L’ère de la «slowbalisation»
Jouahri, justement, a pris la parole pour détailler, avec sa verve habituelle, la nécessité de trouver ce nouveau paradigme (voir son discours ci-après). Revenant sur les vagues de réformes qu’a connues le Maroc depuis les années 80, il a déclaré que malgré les acquis indéniables, on voit une décélération de la croissance et un ralentissement de la baisse des inégalités. Le monde traverse une forte période d’incertitude, et les problématiques migratoires dues à la montée des conflits, de l’emploi, et du vieillissement des populations ont provoqué une défiance de la population vis-à-vis des politiques publiques, amplifiée par les réseaux sociaux, amenant une montée du populisme, de l’extrême-droite et une remise en question de l’ordre du commerce mondial. «Nous sommes dans l’ère de la «slowbalisation»», a ainsi déclaré M. le Wali. Dans ce contexte, et face aux défis annexes des changements climatiques, mais aussi du digital et de sa portée, il importe, selon M. Jouahri, d’amplifier l’efficacité et la transparence dans la gestion des finances publiques, des mesures incitatives, tout en insistant sur la primauté du capital humain.

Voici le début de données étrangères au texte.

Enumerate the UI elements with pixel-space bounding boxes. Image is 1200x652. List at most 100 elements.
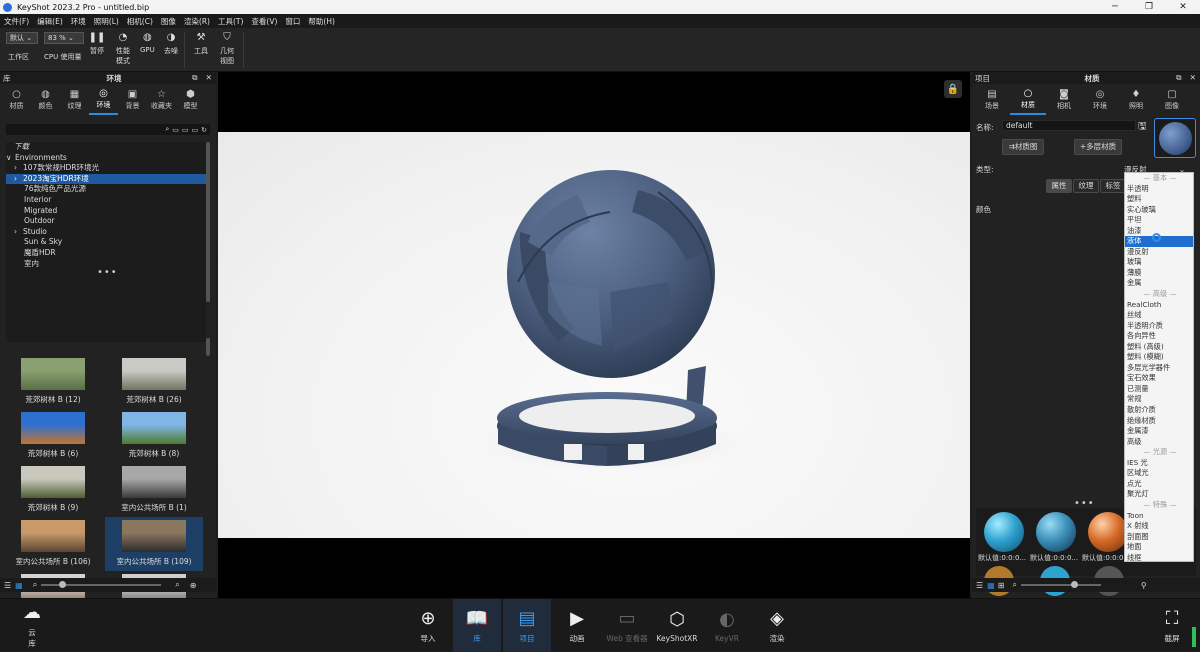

«Ce nouveau modèle de développement est dicté par l’évolution de l’histoire», a déclaré pour sa part M. Othman Benjelloun, PDG de BMCE Bank of Africa, sponsor principal de l’événement. Dans son intervention, il a notamment soulevé que le Maroc doit poursuivre ses efforts de développement des infrastructures, mais qu’il doit en inclure toutes les formes, à savoir les infrastructures immatérielles : l’économie du savoir et de la connaissance, le digital, mais aussi les banques et le secteur financier, à travers la poursuite de sa désintermédiation. Ces secteurs seront pourvoyeurs d’emplois pour les jeunes, et devront permettre de sortir le tissu des TPME de l’informel. Le Maroc a les moyens d’atteindre ces objectifs, selon le président du GPBM, en s’appuyant sur sa position de hub vers l’Afrique, et en profitant d’opportunités comme l’initiative chinoise «One Belt One Road» (voir encadré). L’autre avantage du Maroc, a-t-il conclu, est l’entente des différents acteurs autour de ce nouveau modèle et de ses objectifs.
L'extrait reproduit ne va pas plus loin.